Pacific Highway's ongoing horror
“IT’S bloody terrible”.
That’s how a senior emergency services worker has described the shocking string of horrific smashes on the Pacific Highway south of Urunga.
Greg Newcombe is the Urunga SES rescue officer who stumbled out of bed to attend another deadly accident at 2.15am yesterday.
He’s been with the unit for 11 years and estimates he and his colleagues have seen as many as 20 smashes in that time – some of them fatal – on this terrible stretch of road.
“One day we had two people die in one car and that was about half a kilometre from the one this morning,” Mr Newcombe said.
“When are drivers going to learn to slow down and drive to the conditions?
“The Government is trying to do everything to get the road fixed but they’ve got to get it out of the taxpayers.”
Mr Newcombe said police and the RTA were also doing their best to urge motorists to take care but the message didn’t seem to be cutting through.
He also said it wasn’t easy for emergency crews attending scenes of carnage but the volunteers always went about their job professionally.
“You have to put it behind you and get on with life but it’s hard to do.
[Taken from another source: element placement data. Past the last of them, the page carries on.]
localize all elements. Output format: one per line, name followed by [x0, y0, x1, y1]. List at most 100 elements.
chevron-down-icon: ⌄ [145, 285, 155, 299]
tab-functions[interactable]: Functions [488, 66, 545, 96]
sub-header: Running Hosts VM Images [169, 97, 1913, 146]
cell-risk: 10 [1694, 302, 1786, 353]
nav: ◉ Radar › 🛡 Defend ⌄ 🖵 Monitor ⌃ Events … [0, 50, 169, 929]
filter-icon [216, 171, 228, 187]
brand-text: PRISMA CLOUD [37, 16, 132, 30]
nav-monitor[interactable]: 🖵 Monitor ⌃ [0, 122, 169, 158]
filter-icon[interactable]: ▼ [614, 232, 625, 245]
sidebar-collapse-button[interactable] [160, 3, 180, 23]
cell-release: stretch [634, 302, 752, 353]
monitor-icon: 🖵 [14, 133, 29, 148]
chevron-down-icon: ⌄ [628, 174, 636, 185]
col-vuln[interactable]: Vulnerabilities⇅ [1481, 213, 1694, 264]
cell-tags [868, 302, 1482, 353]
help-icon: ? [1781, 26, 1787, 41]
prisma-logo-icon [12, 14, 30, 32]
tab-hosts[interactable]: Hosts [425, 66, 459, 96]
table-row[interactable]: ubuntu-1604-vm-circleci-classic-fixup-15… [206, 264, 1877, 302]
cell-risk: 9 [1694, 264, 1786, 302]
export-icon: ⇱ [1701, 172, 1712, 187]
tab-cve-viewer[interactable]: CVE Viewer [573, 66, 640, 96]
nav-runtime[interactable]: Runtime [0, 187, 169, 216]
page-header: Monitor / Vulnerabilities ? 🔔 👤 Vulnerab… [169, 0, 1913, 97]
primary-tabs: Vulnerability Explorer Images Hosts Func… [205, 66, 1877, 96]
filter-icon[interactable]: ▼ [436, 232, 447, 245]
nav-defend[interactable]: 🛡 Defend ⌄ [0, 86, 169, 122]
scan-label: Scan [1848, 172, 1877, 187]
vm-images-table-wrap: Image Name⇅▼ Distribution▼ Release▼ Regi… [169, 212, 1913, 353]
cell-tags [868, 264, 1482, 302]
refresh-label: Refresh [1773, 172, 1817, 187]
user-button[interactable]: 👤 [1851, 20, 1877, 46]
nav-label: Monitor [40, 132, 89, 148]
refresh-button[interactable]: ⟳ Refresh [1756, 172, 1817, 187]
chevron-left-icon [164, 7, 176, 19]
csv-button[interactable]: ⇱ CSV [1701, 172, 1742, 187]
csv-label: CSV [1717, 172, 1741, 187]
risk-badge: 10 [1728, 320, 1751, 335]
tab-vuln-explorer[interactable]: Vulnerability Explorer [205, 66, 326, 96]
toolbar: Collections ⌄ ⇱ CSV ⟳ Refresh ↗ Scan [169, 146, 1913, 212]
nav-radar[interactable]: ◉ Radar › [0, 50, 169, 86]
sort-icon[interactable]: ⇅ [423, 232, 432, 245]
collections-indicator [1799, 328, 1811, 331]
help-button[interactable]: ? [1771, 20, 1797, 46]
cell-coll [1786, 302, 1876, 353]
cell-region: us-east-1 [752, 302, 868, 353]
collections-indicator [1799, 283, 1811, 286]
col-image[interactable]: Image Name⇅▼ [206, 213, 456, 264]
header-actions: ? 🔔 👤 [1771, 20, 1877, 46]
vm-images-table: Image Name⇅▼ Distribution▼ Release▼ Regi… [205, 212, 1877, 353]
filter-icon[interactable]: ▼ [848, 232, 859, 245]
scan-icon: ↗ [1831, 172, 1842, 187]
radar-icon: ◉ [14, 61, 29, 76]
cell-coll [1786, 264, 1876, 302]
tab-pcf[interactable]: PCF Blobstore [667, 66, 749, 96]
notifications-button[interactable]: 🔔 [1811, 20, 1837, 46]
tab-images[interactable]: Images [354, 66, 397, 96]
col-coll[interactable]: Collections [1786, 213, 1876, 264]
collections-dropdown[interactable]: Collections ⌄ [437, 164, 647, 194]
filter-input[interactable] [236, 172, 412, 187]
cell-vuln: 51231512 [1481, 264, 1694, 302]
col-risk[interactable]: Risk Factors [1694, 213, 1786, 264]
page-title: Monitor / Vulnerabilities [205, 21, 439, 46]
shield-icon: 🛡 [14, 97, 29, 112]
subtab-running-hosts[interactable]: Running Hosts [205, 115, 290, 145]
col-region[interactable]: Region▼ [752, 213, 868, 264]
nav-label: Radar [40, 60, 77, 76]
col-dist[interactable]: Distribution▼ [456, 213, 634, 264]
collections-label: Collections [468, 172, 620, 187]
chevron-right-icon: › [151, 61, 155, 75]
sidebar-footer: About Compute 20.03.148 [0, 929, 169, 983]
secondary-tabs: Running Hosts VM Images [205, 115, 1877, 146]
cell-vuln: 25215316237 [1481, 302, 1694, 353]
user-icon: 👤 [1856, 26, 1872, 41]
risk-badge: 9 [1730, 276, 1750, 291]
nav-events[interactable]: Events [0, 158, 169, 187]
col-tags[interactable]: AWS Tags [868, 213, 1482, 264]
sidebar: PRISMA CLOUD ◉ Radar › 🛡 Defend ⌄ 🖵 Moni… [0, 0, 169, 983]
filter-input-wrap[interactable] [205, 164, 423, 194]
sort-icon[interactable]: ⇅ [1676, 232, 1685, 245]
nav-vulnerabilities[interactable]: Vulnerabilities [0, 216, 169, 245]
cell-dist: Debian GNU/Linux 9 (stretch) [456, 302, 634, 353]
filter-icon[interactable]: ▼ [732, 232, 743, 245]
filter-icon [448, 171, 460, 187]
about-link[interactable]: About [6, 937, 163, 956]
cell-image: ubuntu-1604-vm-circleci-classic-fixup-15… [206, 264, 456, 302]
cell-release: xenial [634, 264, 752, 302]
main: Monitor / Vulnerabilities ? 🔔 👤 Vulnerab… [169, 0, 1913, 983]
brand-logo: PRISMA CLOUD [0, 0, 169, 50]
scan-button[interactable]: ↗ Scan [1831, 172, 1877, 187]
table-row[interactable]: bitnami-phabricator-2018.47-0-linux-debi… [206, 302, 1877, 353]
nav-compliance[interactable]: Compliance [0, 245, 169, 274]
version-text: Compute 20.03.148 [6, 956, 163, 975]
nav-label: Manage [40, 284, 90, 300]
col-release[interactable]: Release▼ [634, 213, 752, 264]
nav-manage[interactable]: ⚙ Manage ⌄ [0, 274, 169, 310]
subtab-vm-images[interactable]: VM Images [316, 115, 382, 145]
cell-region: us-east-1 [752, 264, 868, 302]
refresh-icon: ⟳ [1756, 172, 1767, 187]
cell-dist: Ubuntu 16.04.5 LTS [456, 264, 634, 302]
I joined the SES because I wanted to do something for the community.”
When he’s not dealing with disasters, Mr Newcombe drives concreting trucks for a living.
“I have a very understanding employer who gives me a break if I’m too fatigued from my SES duties but you’ve still got to keep doing your job, especially up here where they’re few and far between.”
The owner of the Valla Beach Bakery at Nambucca Heads, Emily McCurley, said her customers yesterday morning had been angered by yet more highway carnage and the resulting disruptions.
“The reaction has been ‘held up on the highway again’ and the fact they’ve had to go past another fatal accident,” she said.
“You’re just very relieved that it’s not somebody you know or an employee who has lost their life.
“There’s just been too much death on the highway. A new road I suppose is the solution but that’s a fair way off.”
The Urunga SES was greeted by the chilling sight of flashing lights and an upside-down truck when they arrived at yesterday’s accident.
The smash happened on a notorious stretch of the Pacific Highway about 300 metres north of the Hungry Head turnoff.
Police said the driver of a southbound semi-trailer laden with ice-cream was travelling at an unknown speed in an 80km/h zone when he lost control on a left-hand bend.
The prime-mover crossed to the wrong side of the road and the truckie was unable to regain control.
The big rig toppled onto its side and slid along the road, slammed into a guard rail and careered upside down into a ditch.
The driver, who was still being positively identified yesterday, is believed to be aged 38, from Sydney.
He was the sole occupant and died at the scene, police said.
His load was strewn along the table drain and the accident resulted in massive delays for highway commuters.
Paramedics, police, the SES and the RFS attended along with crime scene officers.
RTA crews kept one highway lane open initially but they were forced to close it as they began the extensive salvage and clean-up operation, which took most of the day.
Traffic was banked up for at least five kilometres either side of the accident zone and traffic diversions were in place through Hungry Head.
The horror smash follows a three-car pile-up on the same stretch of road on Saturday when as many as four people were injured.
On that occasion, the high-speed head-on happened near Dalhousie Creek at 7.50am when a 26-year-old woman driving a Holden Commodore travelling south collided with a Mitsubishi Magna with two 59-year-old occupants.
A grey Ford Falcon, driven by a 32-year-old local doctor was also involved.
The Pacific Highway was closed for five hours with traffic banked up to 10km in both directions.